The incident is alleged to have taken place Jan. 16 at Central Dauphin Middle School in Harrisburg after the student asked the teacher to change seats, the Council on American-Islamic Relations, a civil rights group, said in a news release.
“I do not negotiate with terrorists,” the teacher told the student, according to CAIR, which described the student as Palestinian Lebanese American.
Adam Rahman, the boy’s father, said at a news conference Monday evening that his son is doing “OK” but that the incident will “always resonate in his head” and he’ll “wonder if the next teacher will say the same thing.”
“He felt like the room was spinning and he was the only one and there was nobody to help him,” Rahman said. “These teachers are supposed to be the mentors, the people who you look up to, and if that fails, there’s nothing.”
The Central Dauphin School District said it was aware of the allegations that the teacher “made a derogatory comment” to the student during an after-school program at the middle school.
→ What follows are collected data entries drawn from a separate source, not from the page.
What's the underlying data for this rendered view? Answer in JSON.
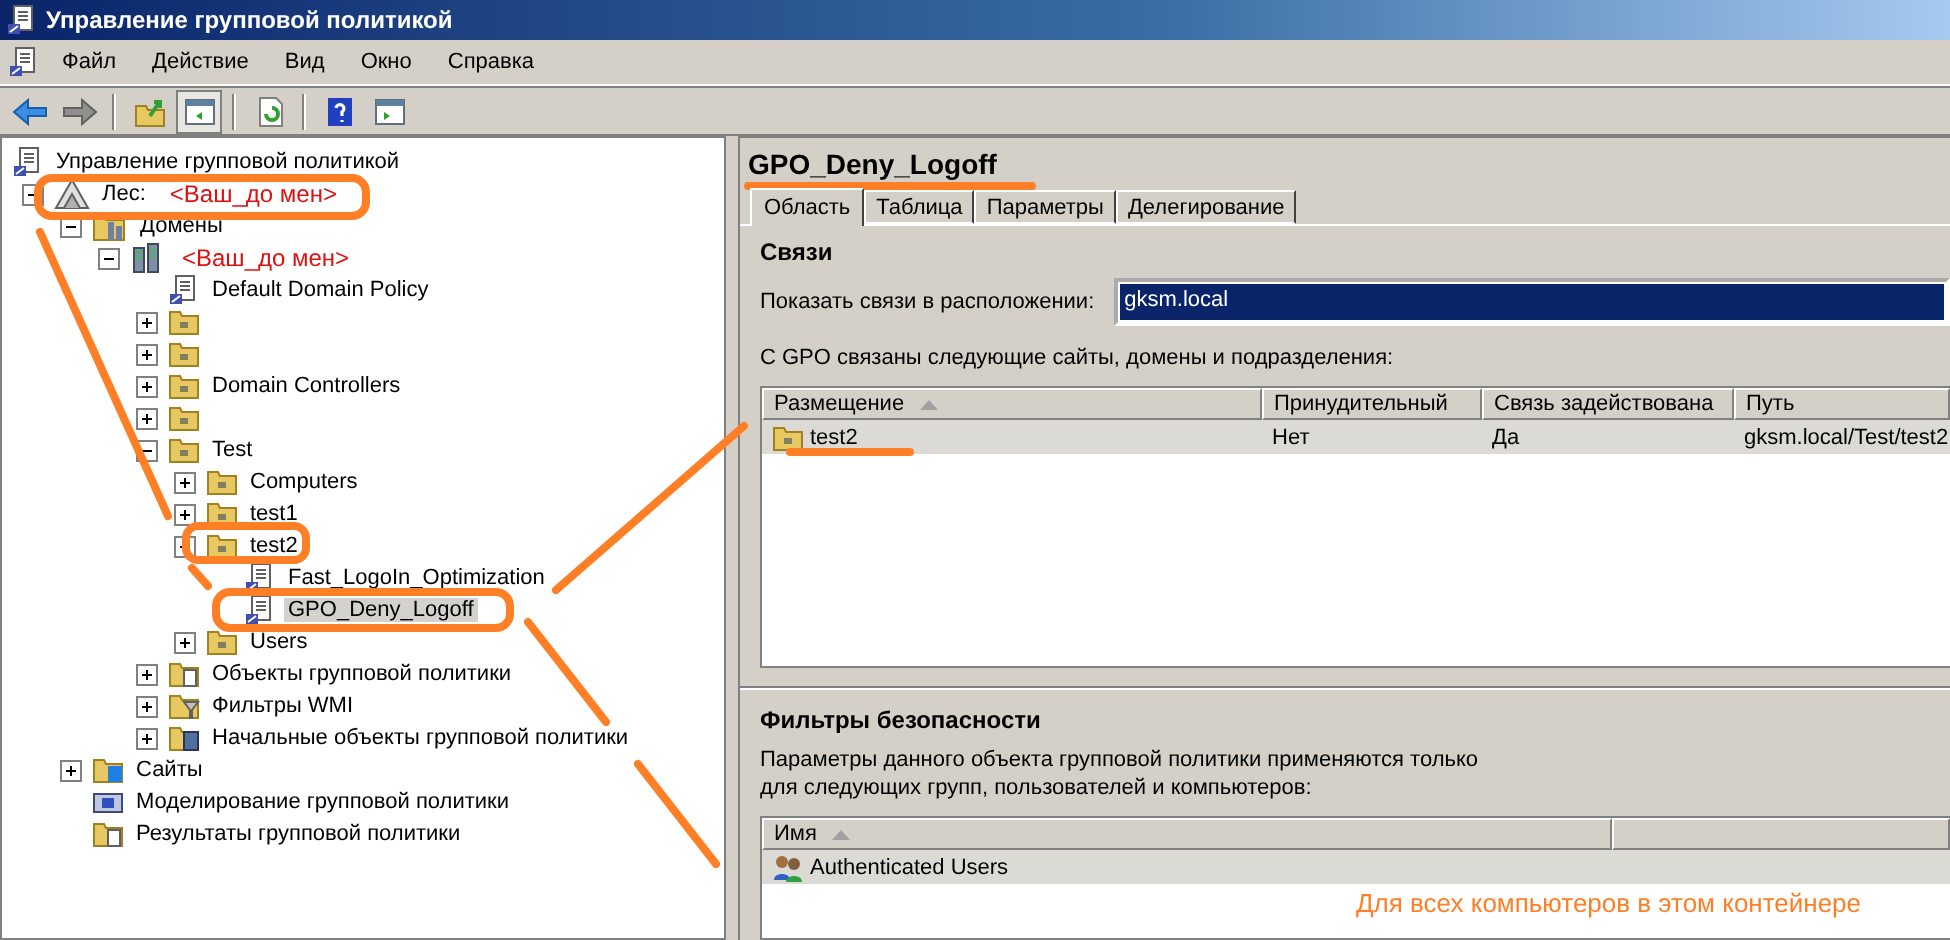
{
  "window": {
    "title": "Управление групповой политикой"
  },
  "menu": [
    {
      "label": "Файл"
    },
    {
      "label": "Действие"
    },
    {
      "label": "Вид"
    },
    {
      "label": "Окно"
    },
    {
      "label": "Справка"
    }
  ],
  "toolbar": [
    {
      "kind": "back",
      "pressed": false
    },
    {
      "kind": "forward",
      "pressed": false
    },
    {
      "kind": "separator"
    },
    {
      "kind": "up",
      "pressed": false
    },
    {
      "kind": "tree-toggle",
      "pressed": true
    },
    {
      "kind": "separator"
    },
    {
      "kind": "refresh",
      "pressed": false
    },
    {
      "kind": "separator"
    },
    {
      "kind": "help",
      "pressed": false
    },
    {
      "kind": "pane-toggle",
      "pressed": false
    }
  ],
  "tree": {
    "label": "Управление групповой политикой",
    "kind": "console",
    "selected": false,
    "children": [
      {
        "label": "Лес:",
        "annotation": "<Ваш_до мен>",
        "kind": "forest",
        "expanded": true,
        "selected": false,
        "children": [
          {
            "label": "Домены",
            "kind": "domains",
            "expanded": true,
            "selected": false,
            "children": [
              {
                "annotation": "<Ваш_до мен>",
                "kind": "domain",
                "expanded": true,
                "selected": false,
                "children": [
                  {
                    "label": "Default Domain Policy",
                    "kind": "gpo-link",
                    "selected": false
                  },
                  {
                    "kind": "ou",
                    "expanded": false,
                    "selected": false
                  },
                  {
                    "kind": "ou",
                    "expanded": false,
                    "selected": false
                  },
                  {
                    "label": "Domain Controllers",
                    "kind": "ou",
                    "expanded": false,
                    "selected": false
                  },
                  {
                    "kind": "ou",
                    "expanded": false,
                    "selected": false
                  },
                  {
                    "label": "Test",
                    "kind": "ou",
                    "expanded": true,
                    "selected": false,
                    "children": [
                      {
                        "label": "Computers",
                        "kind": "ou",
                        "expanded": false,
                        "selected": false
                      },
                      {
                        "label": "test1",
                        "kind": "ou",
                        "expanded": false,
                        "selected": false
                      },
                      {
                        "label": "test2",
                        "kind": "ou",
                        "expanded": true,
                        "selected": false,
                        "children": [
                          {
                            "label": "Fast_LogoIn_Optimization",
                            "kind": "gpo-link",
                            "selected": false
                          },
                          {
                            "label": "GPO_Deny_Logoff",
                            "kind": "gpo-link",
                            "selected": true
                          }
                        ]
                      },
                      {
                        "label": "Users",
                        "kind": "ou",
                        "expanded": false,
                        "selected": false
                      }
                    ]
                  },
                  {
                    "label": "Объекты групповой политики",
                    "kind": "gpo-container",
                    "expanded": false,
                    "selected": false
                  },
                  {
                    "label": "Фильтры WMI",
                    "kind": "wmi",
                    "expanded": false,
                    "selected": false
                  },
                  {
                    "label": "Начальные объекты групповой политики",
                    "kind": "starter",
                    "expanded": false,
                    "selected": false
                  }
                ]
              }
            ]
          },
          {
            "label": "Сайты",
            "kind": "sites",
            "expanded": false,
            "selected": false
          },
          {
            "label": "Моделирование групповой политики",
            "kind": "modeling",
            "selected": false
          },
          {
            "label": "Результаты групповой политики",
            "kind": "results",
            "selected": false
          }
        ]
      }
    ]
  },
  "details": {
    "title": "GPO_Deny_Logoff",
    "tabs": [
      {
        "label": "Область",
        "selected": true
      },
      {
        "label": "Таблица",
        "selected": false
      },
      {
        "label": "Параметры",
        "selected": false
      },
      {
        "label": "Делегирование",
        "selected": false
      }
    ],
    "links": {
      "heading": "Связи",
      "location_label": "Показать связи в расположении:",
      "location_value": "gksm.local",
      "caption": "С GPO связаны следующие сайты, домены и подразделения:",
      "columns": [
        {
          "label": "Размещение",
          "sorted": true
        },
        {
          "label": "Принудительный",
          "sorted": false
        },
        {
          "label": "Связь задействована",
          "sorted": false
        },
        {
          "label": "Путь",
          "sorted": false
        }
      ],
      "rows": [
        {
          "selected": true,
          "cells": [
            "test2",
            "Нет",
            "Да",
            "gksm.local/Test/test2"
          ]
        }
      ]
    },
    "security_filtering": {
      "heading": "Фильтры безопасности",
      "caption": "Параметры данного объекта групповой политики применяются только\nдля следующих групп, пользователей и компьютеров:",
      "columns": [
        {
          "label": "Имя",
          "sorted": true
        }
      ],
      "rows": [
        {
          "name": "Authenticated Users",
          "selected": true
        }
      ]
    }
  },
  "annotations": [
    {
      "text": "Для всех компьютеров в этом контейнере"
    }
  ]
}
It did not identify the educator.
The district said the allegation incident goes against the district’s values and the policies set for staff members.
“Central Dauphin School District has zero tolerance for hateful and racist speech, and we have launched an internal investigation into this matter,” it said in a statement. “While we cannot comment publicly on personnel matters, the teacher involved in the alleged incident is on administrative leave pending our investigation.”
Rahman said that it is not the first time his family has experienced “red flags” in the school district but that this was the “tipping point.”
“When teachers say it, that’s when I have to go to the school and confront this,” he said.
Rahman called for more education in geopolitics in the district so students can “learn more about different backgrounds, especially in the Middle East.”
Community leaders demanded cultural sensitivity and anti-bias curriculum and training at Monday’s news conference.
In a statement, the Harrisburg Palestine Coalition said what it described as the teacher’s “deeply embedded racism” may stem partly from “exposure to misinformation and war propaganda by mainstream news coverage of Palestine.”
“Central Dauphin School District must do more to ensure that education on Palestine is correctly taught in its classrooms,” the coalition said.
In a statement, CAIR’s Philadelphia branch called the incident a “racist, anti-Palestinian verbal assault” that made the teacher “unfit to teach any students.”
The district’s superintendent, Eric Turman, said Sunday that there was no update on the investigation to share.